Elasticsearch Service
- In the starter code folder you downloaded from LATTE, es_service/ module defines the document mapping and the index for loading the WAPO docs into ES. In the file es_service/doc_template.py, you need to build a custom analyzer that consists of a snowball stemmer, an asciifolding token filter, a lowercase token filter and a standard tokenizer. It will be used for the custom_content field from BaseDoc mapping.
- File example_analyzer.py provides examples that allow you to simulate the output from ES analyzers. You can test your customized analyzer in this file before it’s been applied to the ES index.
- To build the index and load the data into ES, check load_es_index.py and scripts.sh for argument options and usage.
- File example_query.py provides some common types of query supported by ES. Play around with it and think about how it can be integrated into your system. Make sure you have started your ES server before you run the queries. Also start your embedding server if your query involves computing cosine similarity between embeddings.
Programming Problems
- In the file es_service/doc_template.py, implement a custom analyzer that consists of a snowball stemmer, an asciifolding token filter, a lowercase token filter and a standard tokenizer. It will be used for the custom_content field from BaseDoc mapping.

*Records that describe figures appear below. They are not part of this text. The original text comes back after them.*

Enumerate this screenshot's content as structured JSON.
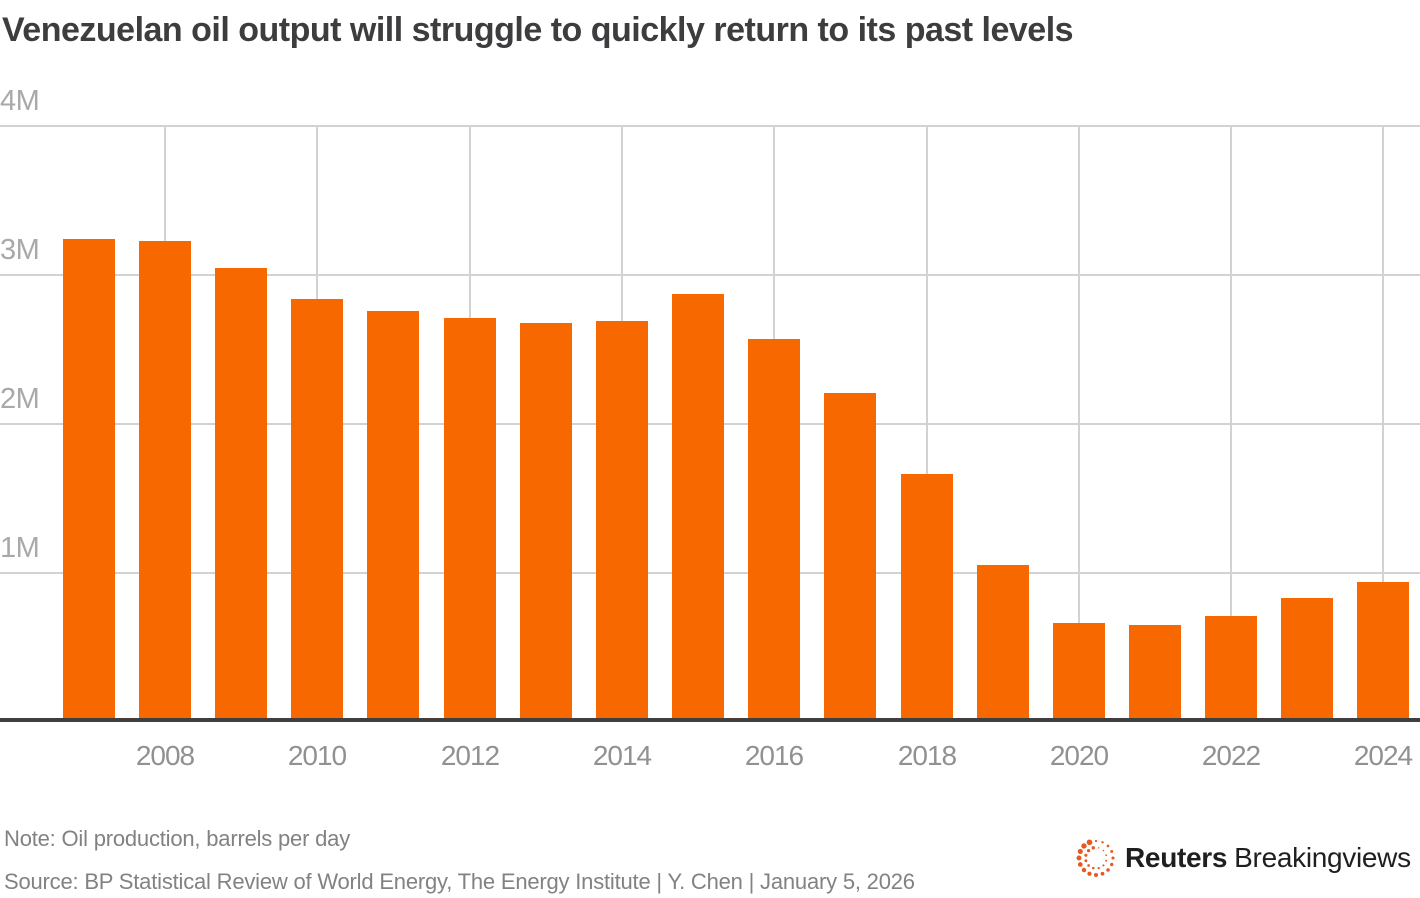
{
  "title": "Venezuelan oil output will struggle to quickly return to its past levels",
  "note": "Note: Oil production, barrels per day",
  "source": "Source: BP Statistical Review of World Energy, The Energy Institute | Y. Chen | January 5, 2026",
  "branding": {
    "logo_icon": "reuters-dotted-circle-logo",
    "brand_bold": "Reuters",
    "brand_regular": "Breakingviews"
  },
  "colors": {
    "bar_orange": "#f76900",
    "gridline_gray": "#d2d2d2",
    "axis_baseline_dark": "#3f3f3f",
    "title_text": "#3d3d40",
    "y_tick_text": "#a9a9a9",
    "x_tick_text": "#919191",
    "footnote_text": "#828282",
    "logo_orange": "#e8581e",
    "brand_text": "#1f1f1f"
  },
  "chart_data": {
    "type": "bar",
    "title": "Venezuelan oil output will struggle to quickly return to its past levels",
    "note": "Oil production, barrels per day",
    "unit": "million barrels per day",
    "categories": [
      2007,
      2008,
      2009,
      2010,
      2011,
      2012,
      2013,
      2014,
      2015,
      2016,
      2017,
      2018,
      2019,
      2020,
      2021,
      2022,
      2023,
      2024
    ],
    "values": [
      3.24,
      3.23,
      3.05,
      2.84,
      2.76,
      2.71,
      2.68,
      2.69,
      2.87,
      2.57,
      2.21,
      1.66,
      1.05,
      0.66,
      0.65,
      0.71,
      0.83,
      0.94
    ],
    "x_tick_labels": [
      "2008",
      "2010",
      "2012",
      "2014",
      "2016",
      "2018",
      "2020",
      "2022",
      "2024"
    ],
    "y_tick_labels": [
      "1M",
      "2M",
      "3M",
      "4M"
    ],
    "ylim": [
      0,
      4
    ],
    "grid": true,
    "legend": false,
    "bar_color": "#f76900"
  }
}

- Create a command line interface in evaluate.py that runs 3 forms of each TREC query (title, description, narrative) against each of these retrieval options, returning the top 20 matches:
BM25 + default analyzer
BM25 + custom analyzer
Reranking with fastText embeddings + default analyzer
Reranking with sentence BERT embeddings + default analyzer
You will need to implement everything needed for evaluate.py (search, evaluation, command line arguments, etc) all by yourself. The command in the script.sh is the expected form of your command line arguments, and you should implement the evaluate.py that can be executed using that command. Evaluate the performance of the first 5 TREC queries from pa5_data/topics2018.xml using NDCG@20 (implemented in metrics.py). For each query, you should produce a 4x3 table with 1 row per search type and 1 column per query type. The value of each cell is the NDCG@20 value. Include your results tables along with a paragraph of analysis of each table in the report.
- In the file hw5.py, Integrate elasticsearch into your Flask service for interactive search, allowing the user to select the text representation to use for search. For simplicity, your query should only match the text indexed in the content field or custom_content field. Provide an option (e.g. radio buttons) for the user to choose among the four retrieval options mentioned above.